– Tengo que decirte que también han encontrado un papel en la mesita de noche con tu nombre y tu teléfono, y la hora de la cita de mañana. Supongo que el marido sabe que hoy vino a verte. Está buscando a un culpable.
– No tendrá que buscarme mucho. Estaré en el 214 de Beacon dentro de quince minutos.
– Te veo allí.
Clevenger le dejó una nota a Billy y luego condujo en dirección a Boston. Sabía que los psiquiatras perdían a pacientes, igual que otros médicos, que algunas enfermedades psiquiátricas eran mortales. Y sabía que había oído de la boca de Grace Baxter las palabras que la ley decía que tenía que oír, su compromiso de no hacerse daño a sí misma ni a otras personas.

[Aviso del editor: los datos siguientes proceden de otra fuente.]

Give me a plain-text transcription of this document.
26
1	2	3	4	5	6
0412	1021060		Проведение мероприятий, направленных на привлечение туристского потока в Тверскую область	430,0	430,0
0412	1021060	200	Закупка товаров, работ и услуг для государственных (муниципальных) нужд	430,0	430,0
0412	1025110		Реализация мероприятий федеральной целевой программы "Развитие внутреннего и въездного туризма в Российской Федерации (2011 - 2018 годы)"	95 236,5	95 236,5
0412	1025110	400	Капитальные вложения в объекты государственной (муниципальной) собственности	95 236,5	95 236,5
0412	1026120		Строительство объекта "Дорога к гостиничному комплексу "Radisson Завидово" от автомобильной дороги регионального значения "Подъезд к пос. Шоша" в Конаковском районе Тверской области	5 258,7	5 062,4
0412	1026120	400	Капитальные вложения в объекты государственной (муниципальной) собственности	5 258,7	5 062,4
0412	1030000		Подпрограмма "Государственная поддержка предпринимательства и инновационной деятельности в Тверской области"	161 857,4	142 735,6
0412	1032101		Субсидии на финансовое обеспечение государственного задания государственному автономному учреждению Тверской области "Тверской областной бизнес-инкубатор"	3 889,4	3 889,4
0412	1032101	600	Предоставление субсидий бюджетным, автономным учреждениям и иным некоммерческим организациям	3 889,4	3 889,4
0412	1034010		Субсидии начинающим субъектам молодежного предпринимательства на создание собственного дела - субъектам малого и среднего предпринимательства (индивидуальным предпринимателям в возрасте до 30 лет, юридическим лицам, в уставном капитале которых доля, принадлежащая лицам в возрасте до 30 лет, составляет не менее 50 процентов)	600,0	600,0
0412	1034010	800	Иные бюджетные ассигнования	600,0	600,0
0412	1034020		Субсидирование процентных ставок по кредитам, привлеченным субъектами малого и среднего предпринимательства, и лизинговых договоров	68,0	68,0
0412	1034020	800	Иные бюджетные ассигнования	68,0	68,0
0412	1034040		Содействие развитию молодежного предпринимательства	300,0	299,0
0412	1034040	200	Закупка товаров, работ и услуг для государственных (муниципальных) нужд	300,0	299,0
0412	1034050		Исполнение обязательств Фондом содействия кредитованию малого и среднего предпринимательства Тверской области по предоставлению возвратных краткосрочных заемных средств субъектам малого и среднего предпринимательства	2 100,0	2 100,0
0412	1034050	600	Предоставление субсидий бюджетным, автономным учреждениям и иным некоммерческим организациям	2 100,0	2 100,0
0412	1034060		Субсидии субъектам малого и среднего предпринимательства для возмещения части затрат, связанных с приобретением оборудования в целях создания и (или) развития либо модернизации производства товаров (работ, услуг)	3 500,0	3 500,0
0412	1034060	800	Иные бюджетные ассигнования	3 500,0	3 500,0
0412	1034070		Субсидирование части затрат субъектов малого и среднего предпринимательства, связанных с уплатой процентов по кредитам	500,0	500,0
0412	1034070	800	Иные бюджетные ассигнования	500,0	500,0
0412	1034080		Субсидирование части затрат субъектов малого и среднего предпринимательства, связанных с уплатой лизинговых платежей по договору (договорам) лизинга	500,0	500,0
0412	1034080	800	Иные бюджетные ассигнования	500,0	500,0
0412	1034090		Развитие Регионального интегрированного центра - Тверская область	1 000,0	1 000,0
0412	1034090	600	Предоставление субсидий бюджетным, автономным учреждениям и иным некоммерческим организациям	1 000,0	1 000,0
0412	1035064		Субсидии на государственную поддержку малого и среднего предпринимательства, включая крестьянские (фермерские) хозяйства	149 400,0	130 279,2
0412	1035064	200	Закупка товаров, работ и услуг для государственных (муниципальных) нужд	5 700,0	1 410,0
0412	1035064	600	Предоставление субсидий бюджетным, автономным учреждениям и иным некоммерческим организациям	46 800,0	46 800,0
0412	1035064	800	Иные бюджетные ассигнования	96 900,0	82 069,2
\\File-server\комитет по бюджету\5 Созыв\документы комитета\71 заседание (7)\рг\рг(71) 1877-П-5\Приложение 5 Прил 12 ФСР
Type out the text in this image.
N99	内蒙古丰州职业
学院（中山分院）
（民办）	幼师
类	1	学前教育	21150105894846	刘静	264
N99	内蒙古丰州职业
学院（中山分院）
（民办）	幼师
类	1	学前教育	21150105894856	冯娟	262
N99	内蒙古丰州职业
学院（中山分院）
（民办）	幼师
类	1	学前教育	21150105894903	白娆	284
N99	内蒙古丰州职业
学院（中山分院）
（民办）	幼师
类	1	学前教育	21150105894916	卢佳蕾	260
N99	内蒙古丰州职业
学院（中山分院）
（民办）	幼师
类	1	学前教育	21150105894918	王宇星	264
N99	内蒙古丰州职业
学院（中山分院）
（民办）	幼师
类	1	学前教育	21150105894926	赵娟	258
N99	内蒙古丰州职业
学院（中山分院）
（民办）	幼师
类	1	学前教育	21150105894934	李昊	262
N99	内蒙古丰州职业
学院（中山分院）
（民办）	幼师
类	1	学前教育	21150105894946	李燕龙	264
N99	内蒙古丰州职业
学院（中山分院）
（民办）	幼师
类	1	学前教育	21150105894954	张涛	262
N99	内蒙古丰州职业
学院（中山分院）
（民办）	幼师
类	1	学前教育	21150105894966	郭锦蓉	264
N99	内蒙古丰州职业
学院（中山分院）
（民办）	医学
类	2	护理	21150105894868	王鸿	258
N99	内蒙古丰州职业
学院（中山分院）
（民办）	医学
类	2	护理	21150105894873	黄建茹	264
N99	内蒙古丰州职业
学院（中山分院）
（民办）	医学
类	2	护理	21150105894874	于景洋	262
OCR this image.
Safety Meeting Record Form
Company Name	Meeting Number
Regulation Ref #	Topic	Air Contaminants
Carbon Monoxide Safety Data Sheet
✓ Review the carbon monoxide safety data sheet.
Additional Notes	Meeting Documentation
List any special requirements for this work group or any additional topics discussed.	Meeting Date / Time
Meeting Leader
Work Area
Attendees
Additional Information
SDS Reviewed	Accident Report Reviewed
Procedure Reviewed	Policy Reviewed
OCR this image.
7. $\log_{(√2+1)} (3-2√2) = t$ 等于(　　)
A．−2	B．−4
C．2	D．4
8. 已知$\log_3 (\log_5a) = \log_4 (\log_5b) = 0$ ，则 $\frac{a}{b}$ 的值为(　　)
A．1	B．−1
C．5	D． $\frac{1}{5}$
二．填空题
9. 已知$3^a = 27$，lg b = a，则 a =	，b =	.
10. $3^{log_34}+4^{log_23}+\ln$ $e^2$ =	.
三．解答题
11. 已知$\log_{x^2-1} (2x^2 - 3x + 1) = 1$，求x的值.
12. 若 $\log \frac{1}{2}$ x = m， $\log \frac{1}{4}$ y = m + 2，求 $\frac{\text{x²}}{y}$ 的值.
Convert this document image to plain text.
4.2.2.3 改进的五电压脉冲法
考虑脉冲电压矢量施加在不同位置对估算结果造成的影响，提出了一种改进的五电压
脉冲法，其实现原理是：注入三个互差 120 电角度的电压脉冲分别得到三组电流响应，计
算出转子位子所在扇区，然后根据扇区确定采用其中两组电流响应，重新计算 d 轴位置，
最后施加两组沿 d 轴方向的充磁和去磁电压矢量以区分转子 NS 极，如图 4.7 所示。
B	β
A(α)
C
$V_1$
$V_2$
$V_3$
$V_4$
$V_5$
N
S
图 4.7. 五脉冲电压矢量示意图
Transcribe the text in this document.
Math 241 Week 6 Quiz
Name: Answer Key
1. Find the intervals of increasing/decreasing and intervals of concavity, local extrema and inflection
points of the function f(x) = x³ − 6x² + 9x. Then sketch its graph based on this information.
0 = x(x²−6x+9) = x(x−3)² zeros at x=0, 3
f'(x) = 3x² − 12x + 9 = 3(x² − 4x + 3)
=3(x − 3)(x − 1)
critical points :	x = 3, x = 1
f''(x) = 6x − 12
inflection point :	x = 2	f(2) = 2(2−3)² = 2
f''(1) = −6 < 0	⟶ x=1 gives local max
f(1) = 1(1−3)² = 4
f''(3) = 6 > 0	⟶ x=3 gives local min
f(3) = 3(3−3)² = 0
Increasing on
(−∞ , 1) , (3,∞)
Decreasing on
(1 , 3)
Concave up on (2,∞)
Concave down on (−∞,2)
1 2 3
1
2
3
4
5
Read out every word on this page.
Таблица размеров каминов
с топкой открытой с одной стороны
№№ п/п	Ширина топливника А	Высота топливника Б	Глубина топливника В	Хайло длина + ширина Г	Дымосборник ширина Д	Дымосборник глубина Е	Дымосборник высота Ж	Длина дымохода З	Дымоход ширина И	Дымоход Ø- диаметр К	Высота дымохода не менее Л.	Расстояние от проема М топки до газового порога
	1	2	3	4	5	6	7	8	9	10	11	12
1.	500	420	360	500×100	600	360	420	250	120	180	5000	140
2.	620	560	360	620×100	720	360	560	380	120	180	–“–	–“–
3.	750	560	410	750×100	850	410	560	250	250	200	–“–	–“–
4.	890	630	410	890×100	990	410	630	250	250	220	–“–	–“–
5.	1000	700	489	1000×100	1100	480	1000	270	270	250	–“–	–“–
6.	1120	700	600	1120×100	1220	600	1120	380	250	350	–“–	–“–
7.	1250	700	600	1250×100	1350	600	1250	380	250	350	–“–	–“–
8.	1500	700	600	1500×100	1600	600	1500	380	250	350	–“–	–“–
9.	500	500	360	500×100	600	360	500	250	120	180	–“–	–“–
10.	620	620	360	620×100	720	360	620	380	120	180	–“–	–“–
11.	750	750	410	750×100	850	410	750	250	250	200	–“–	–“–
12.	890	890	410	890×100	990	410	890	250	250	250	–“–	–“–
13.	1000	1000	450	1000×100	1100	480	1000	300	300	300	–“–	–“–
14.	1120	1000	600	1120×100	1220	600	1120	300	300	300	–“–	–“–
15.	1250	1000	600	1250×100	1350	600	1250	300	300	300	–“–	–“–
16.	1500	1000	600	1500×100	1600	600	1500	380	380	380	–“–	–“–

Pero su mente no dejaba de reproducir los cuarenta y pico minutos que habían pasado juntos, de repetir el momento en que le había preguntado si tenía intención de atacar a su marido. ¿Por qué no había insistido en el peligro real: que quisiera suicidarse? ¿Por qué no había presentido ese peligro?
Encontró sitio para aparcar en Beacon y caminó tres manzanas hasta el número 214, una casa majestuosa con miradores y ladrillos que tenían doscientos años, con anchos escalones de granito y un par de faroles negros de hierro forjado que enmarcaban una puerta esmaltada de color carmesí.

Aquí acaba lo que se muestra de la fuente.